EMA’s London headquarters in Canary Wharf on September 22nd, 2014. Gordon Bell/Shutterstock
The EU may be hosting a competition to see which of its member states will get to host the EMA, but British officials insist that there’s absolutely no reason for the agency to decamp from London just because the UK is exiting the union.
The Financial Times reports that David Davis, Brexit secretary, is fighting to keep the drug agency as well as the European Banking Authority at Canary Wharf, along with the hundreds of workers and steady flow of visitors that each receives every year.
European Council President Donald Tusk, meanwhile, is in the final stages of laying out the criteria for a new host city, and evidently EU officials aren’t including a special category for staying on the Thames.
“The EMA and EBA both have to go to a member state,” an EU official told the FT. “There are many interested member states. There is a broad understanding that it is something that you need to move quickly on.”
The 890 staffers at the EMA decide drug approvals for some 500 million people in a crucial market for the biopharma industry. The agency also hosts thousands of meetings each year.
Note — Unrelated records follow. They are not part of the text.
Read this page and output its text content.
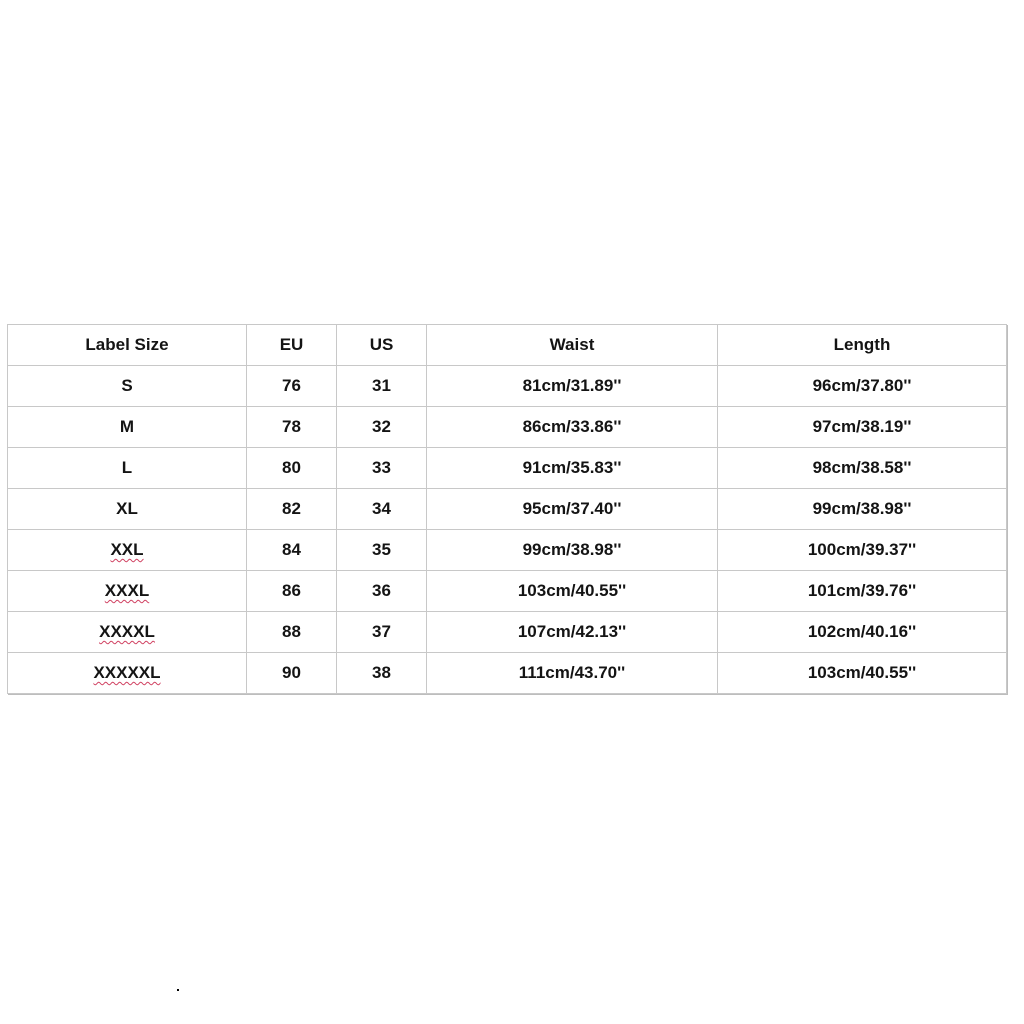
Label Size	EU	US	Waist	Length
S	76	31	81cm/31.89''	96cm/37.80''
M	78	32	86cm/33.86''	97cm/38.19''
L	80	33	91cm/35.83''	98cm/38.58''
XL	82	34	95cm/37.40''	99cm/38.98''
XXL	84	35	99cm/38.98''	100cm/39.37''
XXXL	86	36	103cm/40.55''	101cm/39.76''
XXXXL	88	37	107cm/42.13''	102cm/40.16''
XXXXXL	90	38	111cm/43.70''	103cm/40.55''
That kind of profile has evidently attracted the attention of virtually every remaining member state in the EU, which would consider hosting the EMA a plum that would help focus additional attention on their own biopharma industry.
Another consideration: There have been reports that a large number of staffers aren’t going to leave London. That decision will rest a lot on which city will become the new home for the EMA. Copenhagen, Amsterdam, Milan, Stockholm, Barcelona and Dublin are just some of the contenders. And it will likely be some months before we know.